Directed by Hayao Miyazaki
Released in 2009

There is no denying the fact that Ponyo is a beautiful film. The 2D animation is hand-drawn and bursting with color and life. It is one of the most attractive artistic visions I have seen in a film this year. Nonetheless, something seemed "off" with it. It sits in a tough spotlight considering Spirited Away is a masterpiece in my eyes, one of the best animated films of the decade.

The voice talent is stellar, though. A boy named Sosuke (Frankie Jonas, brother of Jonas Brothers, ugh) meets a small goldfish with a human head on the shore by his head. Her name is Ponyo and she is voiced by Noah Cyrus, sister to Miley (double ugh). Nonetheless, there is still some great talent that overshadows the names of these two. Matt Damon and Tina Fey are the parents for Sosuke and they give the film a great personality, even if their American accent really counters the landscape. Ponyo's parents are portrayed by Liam Neeson and Cate Blanchett.
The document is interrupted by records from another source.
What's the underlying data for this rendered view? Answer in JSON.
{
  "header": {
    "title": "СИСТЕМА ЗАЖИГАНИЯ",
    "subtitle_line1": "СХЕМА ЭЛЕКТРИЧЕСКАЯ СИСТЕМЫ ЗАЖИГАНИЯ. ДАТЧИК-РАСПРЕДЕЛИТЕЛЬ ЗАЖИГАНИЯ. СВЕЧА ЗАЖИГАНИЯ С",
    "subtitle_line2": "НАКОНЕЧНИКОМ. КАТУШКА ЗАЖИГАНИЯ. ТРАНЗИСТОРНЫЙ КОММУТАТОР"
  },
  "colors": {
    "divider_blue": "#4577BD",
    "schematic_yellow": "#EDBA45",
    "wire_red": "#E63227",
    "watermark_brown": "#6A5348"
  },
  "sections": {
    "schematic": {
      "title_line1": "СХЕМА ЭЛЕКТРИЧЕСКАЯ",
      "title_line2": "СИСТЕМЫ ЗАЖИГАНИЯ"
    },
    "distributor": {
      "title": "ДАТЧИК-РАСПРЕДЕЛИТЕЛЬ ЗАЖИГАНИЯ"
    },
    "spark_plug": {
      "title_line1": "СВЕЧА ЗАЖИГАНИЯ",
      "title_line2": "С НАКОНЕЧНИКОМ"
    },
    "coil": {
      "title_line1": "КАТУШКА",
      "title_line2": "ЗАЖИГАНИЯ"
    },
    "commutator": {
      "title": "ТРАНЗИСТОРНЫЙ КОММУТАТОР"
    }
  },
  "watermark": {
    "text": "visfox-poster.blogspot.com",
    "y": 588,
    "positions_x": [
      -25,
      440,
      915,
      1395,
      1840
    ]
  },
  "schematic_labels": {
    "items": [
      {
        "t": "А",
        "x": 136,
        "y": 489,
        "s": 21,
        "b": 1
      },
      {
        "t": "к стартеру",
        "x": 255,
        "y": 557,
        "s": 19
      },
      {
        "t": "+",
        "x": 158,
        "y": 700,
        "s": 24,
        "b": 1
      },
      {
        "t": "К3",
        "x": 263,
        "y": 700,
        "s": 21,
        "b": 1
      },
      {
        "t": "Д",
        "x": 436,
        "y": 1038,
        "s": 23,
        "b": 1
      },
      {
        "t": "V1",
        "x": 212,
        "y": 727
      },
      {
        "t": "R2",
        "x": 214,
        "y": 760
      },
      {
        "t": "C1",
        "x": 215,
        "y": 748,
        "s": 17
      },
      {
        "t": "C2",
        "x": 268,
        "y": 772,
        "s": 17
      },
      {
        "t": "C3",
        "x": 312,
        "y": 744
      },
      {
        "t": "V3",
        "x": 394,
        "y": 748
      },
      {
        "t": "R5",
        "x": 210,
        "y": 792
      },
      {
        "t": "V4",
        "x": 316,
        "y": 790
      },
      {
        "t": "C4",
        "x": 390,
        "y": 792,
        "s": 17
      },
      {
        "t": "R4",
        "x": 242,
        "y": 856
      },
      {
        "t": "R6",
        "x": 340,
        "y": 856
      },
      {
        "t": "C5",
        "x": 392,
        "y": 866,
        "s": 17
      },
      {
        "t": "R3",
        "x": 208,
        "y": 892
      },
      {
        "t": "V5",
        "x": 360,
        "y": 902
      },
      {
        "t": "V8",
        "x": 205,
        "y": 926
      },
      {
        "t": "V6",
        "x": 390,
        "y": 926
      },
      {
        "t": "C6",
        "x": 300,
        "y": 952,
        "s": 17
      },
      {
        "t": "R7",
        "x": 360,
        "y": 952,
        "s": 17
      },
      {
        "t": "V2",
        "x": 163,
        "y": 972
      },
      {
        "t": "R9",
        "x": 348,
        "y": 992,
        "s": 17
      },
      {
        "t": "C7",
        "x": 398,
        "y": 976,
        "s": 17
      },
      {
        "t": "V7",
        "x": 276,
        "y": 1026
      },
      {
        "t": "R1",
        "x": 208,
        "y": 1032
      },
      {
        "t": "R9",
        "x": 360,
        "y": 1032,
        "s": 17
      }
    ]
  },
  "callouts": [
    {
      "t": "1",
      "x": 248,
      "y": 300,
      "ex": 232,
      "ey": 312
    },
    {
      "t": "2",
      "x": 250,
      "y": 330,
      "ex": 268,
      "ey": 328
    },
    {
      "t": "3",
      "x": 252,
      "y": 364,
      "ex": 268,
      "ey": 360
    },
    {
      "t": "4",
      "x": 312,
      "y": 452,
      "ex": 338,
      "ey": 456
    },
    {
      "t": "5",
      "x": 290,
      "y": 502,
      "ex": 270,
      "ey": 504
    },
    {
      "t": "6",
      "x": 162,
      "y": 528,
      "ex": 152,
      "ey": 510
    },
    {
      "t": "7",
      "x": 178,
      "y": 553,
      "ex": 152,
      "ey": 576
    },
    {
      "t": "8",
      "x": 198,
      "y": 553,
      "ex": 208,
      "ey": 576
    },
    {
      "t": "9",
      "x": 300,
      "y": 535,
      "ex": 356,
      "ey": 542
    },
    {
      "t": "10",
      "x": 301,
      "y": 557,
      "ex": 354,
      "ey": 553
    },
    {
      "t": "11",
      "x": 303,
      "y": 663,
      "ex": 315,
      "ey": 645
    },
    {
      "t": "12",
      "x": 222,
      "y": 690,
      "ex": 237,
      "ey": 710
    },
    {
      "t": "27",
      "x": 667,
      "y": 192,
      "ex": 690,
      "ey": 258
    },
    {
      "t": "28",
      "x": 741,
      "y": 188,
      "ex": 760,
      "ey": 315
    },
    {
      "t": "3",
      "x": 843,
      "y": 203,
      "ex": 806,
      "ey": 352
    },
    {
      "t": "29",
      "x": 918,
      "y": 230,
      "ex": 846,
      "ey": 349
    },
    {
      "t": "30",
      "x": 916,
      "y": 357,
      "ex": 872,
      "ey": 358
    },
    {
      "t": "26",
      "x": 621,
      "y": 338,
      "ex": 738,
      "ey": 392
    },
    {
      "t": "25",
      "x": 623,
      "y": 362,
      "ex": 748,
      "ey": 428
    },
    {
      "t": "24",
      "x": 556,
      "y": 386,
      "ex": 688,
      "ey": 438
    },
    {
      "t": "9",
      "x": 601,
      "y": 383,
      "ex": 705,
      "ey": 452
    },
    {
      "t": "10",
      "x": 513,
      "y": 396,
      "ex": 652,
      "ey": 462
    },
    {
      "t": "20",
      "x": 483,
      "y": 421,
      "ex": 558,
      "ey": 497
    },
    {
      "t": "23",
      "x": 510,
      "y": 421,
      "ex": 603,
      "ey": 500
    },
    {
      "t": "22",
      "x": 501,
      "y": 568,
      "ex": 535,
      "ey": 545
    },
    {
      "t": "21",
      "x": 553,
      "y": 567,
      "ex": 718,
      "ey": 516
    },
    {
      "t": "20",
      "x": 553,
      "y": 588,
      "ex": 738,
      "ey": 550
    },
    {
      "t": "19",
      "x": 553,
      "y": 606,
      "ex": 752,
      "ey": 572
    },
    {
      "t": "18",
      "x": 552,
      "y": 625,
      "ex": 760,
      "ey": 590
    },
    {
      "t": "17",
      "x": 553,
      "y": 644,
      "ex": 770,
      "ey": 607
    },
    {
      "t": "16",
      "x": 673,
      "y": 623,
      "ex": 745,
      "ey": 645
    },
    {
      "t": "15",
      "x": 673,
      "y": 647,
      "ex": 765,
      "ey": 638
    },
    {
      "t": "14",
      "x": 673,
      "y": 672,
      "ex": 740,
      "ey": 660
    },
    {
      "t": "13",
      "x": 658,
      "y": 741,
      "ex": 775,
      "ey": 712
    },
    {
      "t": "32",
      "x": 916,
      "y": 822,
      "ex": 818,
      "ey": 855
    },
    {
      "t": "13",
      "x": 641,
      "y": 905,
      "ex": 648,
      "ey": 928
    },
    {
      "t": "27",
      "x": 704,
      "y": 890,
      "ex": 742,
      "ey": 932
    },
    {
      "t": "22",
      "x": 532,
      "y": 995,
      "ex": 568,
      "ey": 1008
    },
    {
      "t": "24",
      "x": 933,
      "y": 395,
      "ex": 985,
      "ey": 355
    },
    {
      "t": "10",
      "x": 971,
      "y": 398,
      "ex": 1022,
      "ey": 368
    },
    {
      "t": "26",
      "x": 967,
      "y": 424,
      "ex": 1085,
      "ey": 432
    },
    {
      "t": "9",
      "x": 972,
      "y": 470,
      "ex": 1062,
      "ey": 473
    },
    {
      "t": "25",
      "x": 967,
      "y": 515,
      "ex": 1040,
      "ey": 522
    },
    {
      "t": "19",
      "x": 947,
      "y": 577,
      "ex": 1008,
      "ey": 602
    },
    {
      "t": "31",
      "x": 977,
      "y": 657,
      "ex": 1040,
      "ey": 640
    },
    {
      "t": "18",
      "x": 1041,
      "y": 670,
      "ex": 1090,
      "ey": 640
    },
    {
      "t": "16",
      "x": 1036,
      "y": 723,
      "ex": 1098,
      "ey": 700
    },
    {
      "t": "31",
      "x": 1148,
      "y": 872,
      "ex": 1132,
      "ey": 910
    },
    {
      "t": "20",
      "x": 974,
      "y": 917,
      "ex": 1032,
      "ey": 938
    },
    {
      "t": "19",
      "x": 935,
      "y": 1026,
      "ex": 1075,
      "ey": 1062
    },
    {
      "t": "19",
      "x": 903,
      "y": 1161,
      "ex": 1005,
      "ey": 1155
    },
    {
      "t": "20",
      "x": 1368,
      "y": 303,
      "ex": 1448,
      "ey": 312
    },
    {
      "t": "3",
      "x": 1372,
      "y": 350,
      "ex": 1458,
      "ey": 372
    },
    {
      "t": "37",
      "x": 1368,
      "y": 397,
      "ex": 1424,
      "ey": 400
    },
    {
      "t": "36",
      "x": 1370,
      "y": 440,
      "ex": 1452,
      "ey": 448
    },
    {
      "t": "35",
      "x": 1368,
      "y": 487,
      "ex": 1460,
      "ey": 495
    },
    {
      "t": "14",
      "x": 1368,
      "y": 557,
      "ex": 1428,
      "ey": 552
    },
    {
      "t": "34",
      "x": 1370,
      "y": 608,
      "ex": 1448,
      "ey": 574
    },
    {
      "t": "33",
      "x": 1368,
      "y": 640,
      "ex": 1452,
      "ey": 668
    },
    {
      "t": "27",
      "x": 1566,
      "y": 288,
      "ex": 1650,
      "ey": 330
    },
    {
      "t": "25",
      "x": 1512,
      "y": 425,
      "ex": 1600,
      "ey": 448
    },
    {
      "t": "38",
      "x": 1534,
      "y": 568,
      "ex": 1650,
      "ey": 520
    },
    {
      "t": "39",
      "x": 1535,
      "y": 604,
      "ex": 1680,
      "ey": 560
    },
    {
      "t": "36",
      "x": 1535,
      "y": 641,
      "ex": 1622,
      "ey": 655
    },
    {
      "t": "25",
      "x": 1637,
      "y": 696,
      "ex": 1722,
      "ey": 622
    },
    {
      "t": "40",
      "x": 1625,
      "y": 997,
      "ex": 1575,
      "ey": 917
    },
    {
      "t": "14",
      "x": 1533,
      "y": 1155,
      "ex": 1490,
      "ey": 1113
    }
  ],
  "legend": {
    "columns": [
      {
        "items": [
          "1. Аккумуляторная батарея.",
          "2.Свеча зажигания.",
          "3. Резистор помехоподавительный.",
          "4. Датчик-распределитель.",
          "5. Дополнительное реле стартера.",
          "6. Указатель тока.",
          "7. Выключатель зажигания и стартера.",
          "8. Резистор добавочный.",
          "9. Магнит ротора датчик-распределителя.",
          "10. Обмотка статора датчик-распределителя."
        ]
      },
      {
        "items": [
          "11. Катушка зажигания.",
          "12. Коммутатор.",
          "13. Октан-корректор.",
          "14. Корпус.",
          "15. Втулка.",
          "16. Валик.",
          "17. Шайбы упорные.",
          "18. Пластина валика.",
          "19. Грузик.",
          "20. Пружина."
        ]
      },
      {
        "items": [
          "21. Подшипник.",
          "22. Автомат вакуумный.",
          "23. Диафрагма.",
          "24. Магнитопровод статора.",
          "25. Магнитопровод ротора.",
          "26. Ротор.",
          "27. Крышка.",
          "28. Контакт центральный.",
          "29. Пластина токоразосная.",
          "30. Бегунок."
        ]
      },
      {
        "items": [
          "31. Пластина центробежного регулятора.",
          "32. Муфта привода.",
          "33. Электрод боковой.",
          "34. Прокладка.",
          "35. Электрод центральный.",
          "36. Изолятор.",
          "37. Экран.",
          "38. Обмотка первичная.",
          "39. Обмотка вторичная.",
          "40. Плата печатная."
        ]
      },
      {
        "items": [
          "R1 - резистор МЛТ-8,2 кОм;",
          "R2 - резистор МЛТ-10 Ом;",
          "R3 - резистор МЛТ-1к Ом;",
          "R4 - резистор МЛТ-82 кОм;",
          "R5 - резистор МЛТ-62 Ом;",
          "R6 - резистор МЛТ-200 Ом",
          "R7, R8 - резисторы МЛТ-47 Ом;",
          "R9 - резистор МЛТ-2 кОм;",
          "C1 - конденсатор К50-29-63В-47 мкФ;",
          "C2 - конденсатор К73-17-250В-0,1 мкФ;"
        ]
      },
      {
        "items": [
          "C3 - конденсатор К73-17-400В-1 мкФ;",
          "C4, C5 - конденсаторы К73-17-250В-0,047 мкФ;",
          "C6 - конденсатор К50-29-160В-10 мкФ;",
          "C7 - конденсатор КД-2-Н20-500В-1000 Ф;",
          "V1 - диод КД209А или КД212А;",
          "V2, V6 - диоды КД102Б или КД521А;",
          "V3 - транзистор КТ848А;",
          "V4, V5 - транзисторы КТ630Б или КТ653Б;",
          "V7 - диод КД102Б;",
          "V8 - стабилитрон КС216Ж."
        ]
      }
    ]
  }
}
Cate has a very ethereal, God-like aura while Neeson is a troubled dad with some funky hair. Neeson's character does not look like his real life self at all but he still manages to pull it off, speaking to his talent. Betty White, Cloris Leachman and Lily Tomlin all give voices to a group of elderly women who are frequently seen throughout the film. Many of their remarks are usually funny and show a big counter to the youth that is part of the two protagonists. Actually, the two young actors are fine in their respective parts but their last names are so past the saturation limit that my surprise was unfortunately mitigated.

The animation is obviously beautiful and stunning and there really is no need for description besides seeing it for yourself. The one thing that left me with a strange impression of the film was its message of love. The conflict in the film is if Sosuke will love Ponyo, even at the tender young age of five. I found this to be strange and the true meaning of love does not come to a person until much later. The fact that the whole world hung in the balance of his decision did not make anything more settling. I believe the meaning of love that this film was trying to convey was not truly a romantic form but more of a responsible, caring love. In that sense, the message was affectionate, but still odd to have such young characters as its subject. There was also a message of conservation that never really was realized or given much context in the end. Add the grating, childish song at the end credits and my impression was less than impeccable.

Despite these gripes, Ponyo is certainly a fine film. The animation is enough to warrant a watch. It is just not as transcending or ambitious as Hayao Miyazaki's other work.